Voices from the Field features contributions from scholars and practitioners highlighting new research, thinking, and approaches to development challenges. This post is authored by Esther Pan Sloane, Head of Partnerships, Policy, and Communications at the UN Capital Development Fund (UNCDF).
The United Nation’s Financing for Sustainable Development Report 2019 was released just a few months after the 70th anniversary of the Universal Declaration of Human Rights, which established equal rights for women and girls as a global standard the international community would be expected to meet.

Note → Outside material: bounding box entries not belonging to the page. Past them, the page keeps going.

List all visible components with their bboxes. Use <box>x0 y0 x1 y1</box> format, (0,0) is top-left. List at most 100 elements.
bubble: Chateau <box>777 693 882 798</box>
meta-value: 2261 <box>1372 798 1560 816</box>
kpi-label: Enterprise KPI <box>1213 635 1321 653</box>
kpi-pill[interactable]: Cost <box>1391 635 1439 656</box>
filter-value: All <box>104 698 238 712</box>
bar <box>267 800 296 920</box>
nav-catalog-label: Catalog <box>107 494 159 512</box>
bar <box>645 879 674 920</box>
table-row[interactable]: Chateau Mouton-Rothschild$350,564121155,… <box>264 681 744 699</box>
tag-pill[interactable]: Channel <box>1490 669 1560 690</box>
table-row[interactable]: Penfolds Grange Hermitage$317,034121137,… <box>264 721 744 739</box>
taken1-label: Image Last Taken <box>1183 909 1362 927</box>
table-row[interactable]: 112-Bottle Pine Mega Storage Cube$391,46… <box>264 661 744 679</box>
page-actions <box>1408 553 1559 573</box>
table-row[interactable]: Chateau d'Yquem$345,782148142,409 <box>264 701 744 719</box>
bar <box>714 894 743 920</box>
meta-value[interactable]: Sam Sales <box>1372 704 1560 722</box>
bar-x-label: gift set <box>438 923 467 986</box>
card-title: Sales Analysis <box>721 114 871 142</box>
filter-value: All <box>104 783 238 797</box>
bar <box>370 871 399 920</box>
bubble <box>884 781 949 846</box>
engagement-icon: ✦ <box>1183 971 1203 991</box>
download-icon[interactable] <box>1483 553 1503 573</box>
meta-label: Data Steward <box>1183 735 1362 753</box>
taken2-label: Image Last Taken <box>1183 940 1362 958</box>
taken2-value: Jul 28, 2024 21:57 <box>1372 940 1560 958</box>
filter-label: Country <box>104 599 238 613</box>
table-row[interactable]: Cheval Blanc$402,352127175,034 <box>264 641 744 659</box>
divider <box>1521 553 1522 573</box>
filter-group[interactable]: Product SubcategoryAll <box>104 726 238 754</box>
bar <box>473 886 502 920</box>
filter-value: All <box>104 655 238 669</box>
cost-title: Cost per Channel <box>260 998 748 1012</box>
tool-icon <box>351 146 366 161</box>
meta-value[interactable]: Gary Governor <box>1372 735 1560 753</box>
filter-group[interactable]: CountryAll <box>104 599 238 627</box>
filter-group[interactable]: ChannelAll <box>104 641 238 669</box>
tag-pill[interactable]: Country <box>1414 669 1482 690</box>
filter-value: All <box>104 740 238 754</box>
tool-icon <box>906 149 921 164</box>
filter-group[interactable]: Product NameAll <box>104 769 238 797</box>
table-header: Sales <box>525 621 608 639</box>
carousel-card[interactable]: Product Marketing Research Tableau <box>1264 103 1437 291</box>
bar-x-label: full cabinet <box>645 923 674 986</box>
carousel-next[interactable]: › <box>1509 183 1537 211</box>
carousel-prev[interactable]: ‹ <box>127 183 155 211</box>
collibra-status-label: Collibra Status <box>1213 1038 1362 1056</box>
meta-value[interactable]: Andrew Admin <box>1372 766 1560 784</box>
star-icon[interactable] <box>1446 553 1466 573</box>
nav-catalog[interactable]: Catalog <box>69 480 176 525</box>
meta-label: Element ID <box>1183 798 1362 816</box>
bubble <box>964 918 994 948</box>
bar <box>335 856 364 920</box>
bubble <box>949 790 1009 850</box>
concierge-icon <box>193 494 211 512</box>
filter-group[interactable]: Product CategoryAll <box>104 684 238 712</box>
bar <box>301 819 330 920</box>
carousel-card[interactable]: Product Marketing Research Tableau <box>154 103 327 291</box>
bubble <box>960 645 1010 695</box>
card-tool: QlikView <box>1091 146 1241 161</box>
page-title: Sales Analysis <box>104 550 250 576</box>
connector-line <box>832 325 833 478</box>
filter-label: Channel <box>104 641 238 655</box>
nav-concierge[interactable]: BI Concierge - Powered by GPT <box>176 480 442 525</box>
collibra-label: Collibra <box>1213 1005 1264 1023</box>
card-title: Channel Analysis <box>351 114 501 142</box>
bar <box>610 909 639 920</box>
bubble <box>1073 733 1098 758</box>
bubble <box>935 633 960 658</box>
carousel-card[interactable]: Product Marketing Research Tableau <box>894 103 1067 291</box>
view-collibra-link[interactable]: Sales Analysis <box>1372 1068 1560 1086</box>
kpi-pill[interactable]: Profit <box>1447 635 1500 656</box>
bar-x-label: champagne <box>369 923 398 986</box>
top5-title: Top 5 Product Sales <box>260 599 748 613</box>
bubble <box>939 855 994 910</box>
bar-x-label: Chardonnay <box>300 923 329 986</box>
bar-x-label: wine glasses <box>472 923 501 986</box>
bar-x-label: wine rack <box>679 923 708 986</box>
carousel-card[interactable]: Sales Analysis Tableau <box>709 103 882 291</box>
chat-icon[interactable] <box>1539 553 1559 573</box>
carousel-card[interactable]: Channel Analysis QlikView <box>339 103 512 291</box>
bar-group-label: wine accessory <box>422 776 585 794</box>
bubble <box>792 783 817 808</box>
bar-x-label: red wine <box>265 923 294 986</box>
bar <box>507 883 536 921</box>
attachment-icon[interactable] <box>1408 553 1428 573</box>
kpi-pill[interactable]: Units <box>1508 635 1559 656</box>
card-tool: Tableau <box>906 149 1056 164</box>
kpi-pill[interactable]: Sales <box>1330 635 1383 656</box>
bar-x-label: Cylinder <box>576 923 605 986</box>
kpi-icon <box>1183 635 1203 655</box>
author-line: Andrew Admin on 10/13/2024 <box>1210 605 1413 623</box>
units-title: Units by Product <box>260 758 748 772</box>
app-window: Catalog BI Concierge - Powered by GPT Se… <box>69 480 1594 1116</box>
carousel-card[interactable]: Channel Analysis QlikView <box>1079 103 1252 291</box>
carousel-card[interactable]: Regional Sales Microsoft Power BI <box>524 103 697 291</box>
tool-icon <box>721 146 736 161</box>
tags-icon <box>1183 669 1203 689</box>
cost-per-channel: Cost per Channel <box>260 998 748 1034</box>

However, sobering data from the UN report demonstrates how far we are from meeting this standard. The global labor force participation rate of women in 2018 was 47.9 percent, considerably lower than the 74.9 percent figure for men. Women make up 56 percent of the 1.7 billion adults who do not have a bank account. And while the gender pay gap exists in both developed and developing countries, the gap in poorer countries is at its largest at the low end of the wage distribution, impacting women who are already economically vulnerable.
These realities are magnified in the world’s least-developed countries (LDCs). Women in these countries are more likely to work in the informal sector, exposed to occupational, health and financial risks. They are more likely to lack access to financial services that can help them weather economic downturns and smooth out uneven seasonal income. They tend to lack household savings, insurance, and credit to start and grow micro, small and medium-sized enterprises.
As the world considers how the global financial system needs to change in order to achieve global sustainable development goals, we face a fundamental question: how can we mainstream women’s economic empowerment into business and government transactions to make lives better for women?
In the world’s poorest countries, the question is even more relevant. How do we raise these issues where cultural barriers against gender equality are ingrained, profound and ubiquitous? In many countries, women lack access to formal identity documents; they are barred from inheritance or land ownership; they face more legal barriers to starting a business; and they lack access to the financial tools that could help lift their families out of poverty.
At the United Nations Capital Development Fund (UNCDF), where our mandate is to make finance work for the poor, these considerations drive our work across financial inclusion, local economic development, and innovative finance. We have developed a gender theory of change to ensure that all our development work considers gender parity as a key priority.
We know that part of the solution is encouraging governments to integrate gender considerations into infrastructure planning at the local level. This produces projects like roads with better lighting, markets with sanitation facilities, and workplaces with child-care spaces, all of which address physical or security issues that prevent women from accessing markets. As a result of UNCDF’s deliberate focus on gender equality, the percentage of women's job creation in UNCDF localized investments is 69 percent; women are 65.6 percent of the active borrowers using the financial services we support; and more than half of the local investments funded by UNCDF have primarily benefitted women and girls. We know that strengthening the capacity of public and private partners to promote women’s economic empowerment—including through simple steps, like requiring our implementing partners to provide sex-disaggregated data— leads to concrete results that improve the lives of women and their families.
With local governments, this means providing capacity and expertise to drive the policy and regulatory changes needed for gender-equitable economic development. For example, local government investment plans can offer significant job opportunities for women, notably in sectors like infrastructure, agriculture value chains, and climate resilience. Our work has shown that providing the right data and technical assistance to local governments in LDCs can help them conduct gender equality analyses that help identify women-friendly projects to fund.
Another area where we can support gender mainstreaming is in digital financial services (DFS). These services have tremendous potential to integrate women into formal economies through access to payments, savings, credit, and insurance. But challenges persist: cultural environments that discourage women from interacting with male financial agents; misperceptions that only wealthy people have formal bank accounts; assumptions by financial service providers that poor women do not have savings. Supporting gender mainstreaming means providing accurate customer insights on savings patterns and mobile penetration to incentivize DFS providers to bring their services to LDCs. It also means working with those providers to train women to become financial agents so they can work closely with female clients, or potential female clients, to demonstrate the benefits of formal banking.
Finally, there is investment. There is a chronic funding mismatch between impactful businesses (including small businesses owned and managed by women) looking for growth finance, and investors decrying the lack of bankable opportunities in frontier markets. Gender mainstreaming in investment means identifying gender-positive businesses in LDCs and using our grants, loans and guarantees to de-risk deals and attract private sector investment to unlock more financing for women.
Achieving the goal of gender equality in today’s global financial system means that we must make finance work for women. We know that we are capable of making women’s economic empowerment a priority in the world’s poorest countries. Our work provides a roadmap to gender equality through increased economic opportunity for women; we look forward to working with committed partners to make progress along that path.